The full variational training objective is \(\sum_t L_{t-1} = \sum_t w_t^{\text{VLB}} \mathbb{E}[\|\varepsilon - \varepsilon_\theta\|^2]\). The DDPM “simple” loss replaces \(w_t^{\text{VLB}}\) with a constant — equivalently, weight \(1\) for all \(t\):

\[ \mathcal{L}_{\text{simple}}(\theta) = \mathbb{E}_t \, \mathbb{E}_{x_0, \varepsilon}\!\left[\|\varepsilon - \varepsilon_\theta(x_t, t)\|^2\right]. \]

So \(\mathcal{L}_{\text{simple}}\) corresponds to per-step weights \(w_t = 1\) in the same per-step decomposition as the VLB:

\[ \mathcal{L}_{\text{simple}}(\theta) = \sum_t \frac{1}{w_t^{\text{VLB}}} \cdot L_{t-1}(\theta) \cdot \frac{1}{T} = \sum_t w_t \cdot L_{t-1}(\theta) + \text{const}, \]

with \(w_t = 1 / (T w_t^{\text{VLB}})\) — large at intermediate \(t\) where \(w_t^{\text{VLB}}\) is small, small at the extremes.

This is the formal equivalence: \(\mathcal{L}_{\text{simple}}\) is a per-step reweighting of the natural variational lower bound.

Why the Reweighting Helps

Empirically (Ho et al. 2020), training on \(\mathcal{L}_{\text{simple}}\) produces sharper, higher-quality samples than training on the natural \(\mathcal{L}_{\text{VLB}}\), even though the latter is a tighter lower bound on \(\log p_\theta(x_0)\). The intuition:

  • The natural weights \(w_t^{\text{VLB}}\) are very small at intermediate timesteps and large at small timesteps. The natural bound therefore concentrates training signal on getting the very-low-noise regime right (where the per-step KL is small but heavily weighted).
  • The simple loss spreads training signal more uniformly. Intermediate noise levels — where the model has the hardest job, since the data is half-corrupted — get more attention.
  • Sample quality is dominated by the model’s behavior at intermediate noise levels (early denoising sets up the structure; final denoising adds detail). The simple weighting reflects this practical observation.
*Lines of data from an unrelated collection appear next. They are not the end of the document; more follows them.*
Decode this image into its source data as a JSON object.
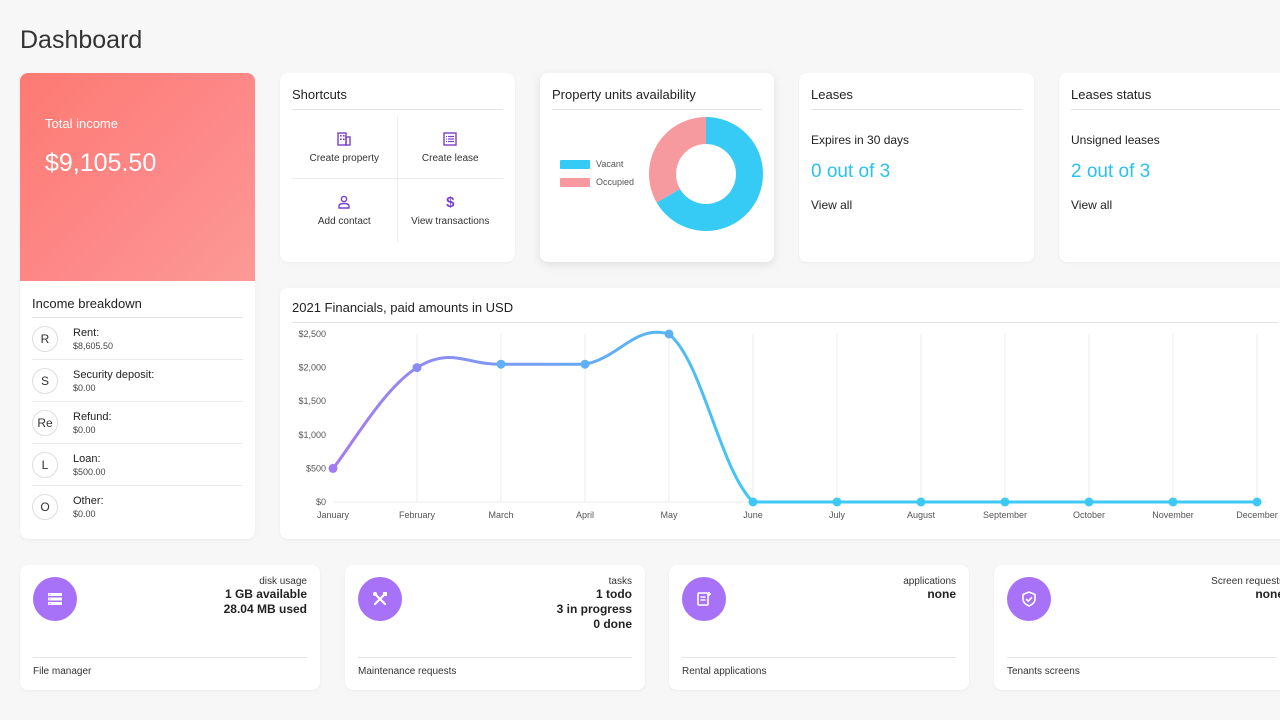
{
  "page_title": "Dashboard",
  "income": {
    "label": "Total income",
    "value": "$9,105.50",
    "breakdown_title": "Income breakdown",
    "items": [
      {
        "initial": "R",
        "name": "Rent:",
        "amount": "$8,605.50"
      },
      {
        "initial": "S",
        "name": "Security deposit:",
        "amount": "$0.00"
      },
      {
        "initial": "Re",
        "name": "Refund:",
        "amount": "$0.00"
      },
      {
        "initial": "L",
        "name": "Loan:",
        "amount": "$500.00"
      },
      {
        "initial": "O",
        "name": "Other:",
        "amount": "$0.00"
      }
    ]
  },
  "shortcuts": {
    "title": "Shortcuts",
    "items": [
      {
        "label": "Create property",
        "icon": "building-icon"
      },
      {
        "label": "Create lease",
        "icon": "document-list-icon"
      },
      {
        "label": "Add contact",
        "icon": "person-icon"
      },
      {
        "label": "View transactions",
        "icon": "dollar-icon"
      }
    ]
  },
  "availability": {
    "title": "Property units availability",
    "legend": [
      {
        "label": "Vacant",
        "color": "#36cbf4"
      },
      {
        "label": "Occupied",
        "color": "#f79aa0"
      }
    ],
    "vacant": 2,
    "occupied": 1
  },
  "leases": {
    "title": "Leases",
    "subtitle": "Expires in 30 days",
    "count": "0 out of 3",
    "link": "View all"
  },
  "leases_status": {
    "title": "Leases status",
    "subtitle": "Unsigned leases",
    "count": "2 out of 3",
    "link": "View all"
  },
  "financials": {
    "title": "2021 Financials, paid amounts in USD"
  },
  "chart_data": {
    "type": "line",
    "title": "2021 Financials, paid amounts in USD",
    "categories": [
      "January",
      "February",
      "March",
      "April",
      "May",
      "June",
      "July",
      "August",
      "September",
      "October",
      "November",
      "December"
    ],
    "series": [
      {
        "values": [
          500,
          2000,
          2050,
          2050,
          2500,
          0,
          0,
          0,
          0,
          0,
          0,
          0
        ]
      }
    ],
    "ylim": [
      0,
      2500
    ],
    "yticks": [
      "$0",
      "$500",
      "$1,000",
      "$1,500",
      "$2,000",
      "$2,500"
    ],
    "grid": "vertical",
    "colors": {
      "start": "#a57bf0",
      "end": "#3ec8f5"
    }
  },
  "stats": [
    {
      "label": "disk usage",
      "lines": [
        "1 GB available",
        "28.04 MB used"
      ],
      "bold": true,
      "footer": "File manager",
      "icon": "storage-list-icon"
    },
    {
      "label": "tasks",
      "lines": [
        "1 todo",
        "3 in progress",
        "0 done"
      ],
      "bold": true,
      "footer": "Maintenance requests",
      "icon": "tools-icon"
    },
    {
      "label": "applications",
      "lines": [
        "none"
      ],
      "bold": true,
      "footer": "Rental applications",
      "icon": "application-form-icon"
    },
    {
      "label": "Screen requests",
      "lines": [
        "none"
      ],
      "bold": true,
      "footer": "Tenants screens",
      "icon": "shield-check-icon"
    }
  ]
}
So the trade-off is: tighter likelihood bound (natural weights) vs. better samples (uniform weights). DDPM chooses the second. Improved DDPM (Nichol & Dhariwal, 2021) and continuous-time diffusion both refine this weighting further with explicit variance learning and SDE-derived schedules respectively.

What This Identity Buys You

  • Conceptual clarity. DDPM is a variational latent-variable model — the same family as the VAE — with a fixed (not learned) inference network and a Markov-chain decoder. The “simple loss” is a particular reweighting of the resulting ELBO.
  • Likelihood bounds. Even when training on \(\mathcal{L}_{\text{simple}}\), one can evaluate \(\mathcal{L}_{\text{VLB}}\) at test time to get a real (if loose) lower bound on \(\log p_\theta(x_0)\).
  • Connection to score matching. Up to the same constant, the simple loss is also multi-scale denoising score matching (Vincent identity). The two views — variational and score-based — coincide on the same training objective.

References

Ho, Jonathan, Ajay Jain, and Pieter Abbeel. 2020. “Denoising Diffusion Probabilistic Models.” Advances in Neural Information Processing Systems (NeurIPS), 6840–51. https://proceedings.neurips.cc/paper/2020/hash/4c5bcfec8584af0d967f1ab10179ca4b-Abstract.html.